Sometimes I’m afraid I’m happy, but because I expect it to be something else, I question the experience. So now, when in doubt, she shrugged with true bravado, I’ll assume I’m happy.
― Carrie Fisher, Postcards from the Edge.
Something happened and all the happiness and positive spirits I was feeling are drained now. Sometimes my mind scares me with the dire things it thinks. I cannot give up. I don't give up easily. I mustn't now too. It helps to ponder over things that trouble us over a span of couple of hours. A few hours earlier I felt extremely dejected at my failure of attaining something I was confident I had in my kitty. Then, I started talking to myself about the futility of unnecessary freaking over the unoccurred and voila! I feel fit as a fiddle, not drained emotionally nor depressed at all. This only makes my resolve to seek the higher transformative powers of creating change within myself and embracing it too more stronger than ever. It's true that within our own selves do we find our realm to happiness. Nothing is lost until we truly let ourselves believe it is happening all in the mind.
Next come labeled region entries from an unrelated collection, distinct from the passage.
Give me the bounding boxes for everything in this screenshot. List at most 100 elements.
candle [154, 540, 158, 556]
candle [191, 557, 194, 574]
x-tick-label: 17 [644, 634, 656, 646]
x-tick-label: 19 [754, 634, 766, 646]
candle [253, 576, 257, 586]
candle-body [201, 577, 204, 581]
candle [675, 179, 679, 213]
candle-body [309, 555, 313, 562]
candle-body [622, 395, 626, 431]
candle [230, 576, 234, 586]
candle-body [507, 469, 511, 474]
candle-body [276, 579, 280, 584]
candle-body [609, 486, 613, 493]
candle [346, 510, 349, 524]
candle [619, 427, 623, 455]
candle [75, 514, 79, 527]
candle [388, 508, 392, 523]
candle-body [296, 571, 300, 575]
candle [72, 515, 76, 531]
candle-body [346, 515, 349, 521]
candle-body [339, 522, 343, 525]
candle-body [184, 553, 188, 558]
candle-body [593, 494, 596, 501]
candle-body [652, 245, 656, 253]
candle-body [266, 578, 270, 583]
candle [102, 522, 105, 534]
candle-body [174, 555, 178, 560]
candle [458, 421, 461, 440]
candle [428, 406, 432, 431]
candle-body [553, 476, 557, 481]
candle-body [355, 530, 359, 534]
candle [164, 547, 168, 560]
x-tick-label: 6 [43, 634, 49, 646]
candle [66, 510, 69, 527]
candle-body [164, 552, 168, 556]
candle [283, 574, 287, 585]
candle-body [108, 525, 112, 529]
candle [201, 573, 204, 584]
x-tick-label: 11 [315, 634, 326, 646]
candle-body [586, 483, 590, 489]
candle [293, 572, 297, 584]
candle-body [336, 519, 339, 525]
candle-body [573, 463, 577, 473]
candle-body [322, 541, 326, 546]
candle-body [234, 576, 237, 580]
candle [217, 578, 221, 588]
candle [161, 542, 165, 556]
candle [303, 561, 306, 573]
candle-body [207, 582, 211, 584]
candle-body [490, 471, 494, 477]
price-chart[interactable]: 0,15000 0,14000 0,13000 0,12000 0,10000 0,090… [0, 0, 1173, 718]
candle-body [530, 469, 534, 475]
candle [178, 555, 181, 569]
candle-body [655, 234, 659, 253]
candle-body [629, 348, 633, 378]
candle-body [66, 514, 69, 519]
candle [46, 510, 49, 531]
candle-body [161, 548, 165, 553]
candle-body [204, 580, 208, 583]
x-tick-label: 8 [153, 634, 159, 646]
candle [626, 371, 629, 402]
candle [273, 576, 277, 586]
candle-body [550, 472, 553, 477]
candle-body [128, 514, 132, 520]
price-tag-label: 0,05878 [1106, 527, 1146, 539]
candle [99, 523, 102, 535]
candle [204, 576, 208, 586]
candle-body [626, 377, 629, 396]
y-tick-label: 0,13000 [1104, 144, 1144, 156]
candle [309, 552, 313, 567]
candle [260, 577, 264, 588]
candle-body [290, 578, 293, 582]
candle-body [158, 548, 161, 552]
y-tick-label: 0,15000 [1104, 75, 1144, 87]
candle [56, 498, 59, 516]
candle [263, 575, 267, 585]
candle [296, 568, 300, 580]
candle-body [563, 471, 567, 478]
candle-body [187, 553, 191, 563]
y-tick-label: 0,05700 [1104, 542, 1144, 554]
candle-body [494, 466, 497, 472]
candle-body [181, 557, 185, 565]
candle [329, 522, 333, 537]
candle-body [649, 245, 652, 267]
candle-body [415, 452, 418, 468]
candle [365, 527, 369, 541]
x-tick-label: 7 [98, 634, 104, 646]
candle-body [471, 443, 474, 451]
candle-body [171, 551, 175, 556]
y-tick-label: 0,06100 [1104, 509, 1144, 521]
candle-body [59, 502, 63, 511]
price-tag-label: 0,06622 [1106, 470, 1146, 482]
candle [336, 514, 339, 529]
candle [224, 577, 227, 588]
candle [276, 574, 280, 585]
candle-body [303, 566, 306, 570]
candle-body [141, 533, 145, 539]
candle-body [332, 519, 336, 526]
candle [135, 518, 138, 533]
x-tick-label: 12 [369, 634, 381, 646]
For the past few days, I was contemplating about my lack of finding the appropriate things to express here in the blogger sphere and then I realised that I write for myself. These days of lost conversations from my side are because I refused to listen to my voice that came screaming upon me. I kept it at bay, pushing it away for the fear of losing out on the happiness I felt in the moment. It was a silly thought that made its nest inside my mind that my words will give way to all the other unhappiness pooled inside the brain somewhere. Of course, I suffer a lot from these unexpressed silent gems of misery. I keep thinking I am getting better at controlling them as I age. I don't refer to growing up as ageing although these two could go together in the same context. A young, bubbly 24 year old friend of mine was ranting about her non-perusal of certain literary works for which as I always say, Age is the answer. The books we read when we are younger are definitely different than the ones we read when we grow a bit with our greying cells. To my response, she laughed and said, "That's your standard answer", which got me thinking about this stance I've adopted for certain topics. I am certainly not the only one who feels strongly about something especially after multiple experiences at different stages of life. But it dawned strongly upon me the severity of my friend's observation. Do I really believe age if the answer to a lot of life's seemingly complex problems in the timeline? Perhaps, I do. Is that bad? I don't know since I still weigh my cherubic spirits upon my understanding of harmony as a changing constant in my own life. The physicality of hard work, of draining myself in sweat and losing my breath for the sheer determination of slaying some imaginary demons does crumble me down. They also affirm my strong belief in my capabilities as a person. I won't go down in obscurity and certainly not in shattered spirits.
Writing is my vocation solely because it connects with my soul. My inner voices that keep shouting in glee and wailing in misery at all times welcome this abode of peace writing creates within me. It is infintely always better to improve our insides than coating the exterior with sugar plum sweetness. That attracts a lot of attention and veers too soon. Let me be happy for every minute, let me be sad for the next, let me stay in bliss and also experience the tornadoes of unstability. It makes sense to experience the many miseries of this life and work our way through it than gloating with happiness all the while. What is life if not a rollercoaster ride? I can hardly believe this renewed style of my thinking and writing process but I am open to everything. All that makes me aware of this life and being.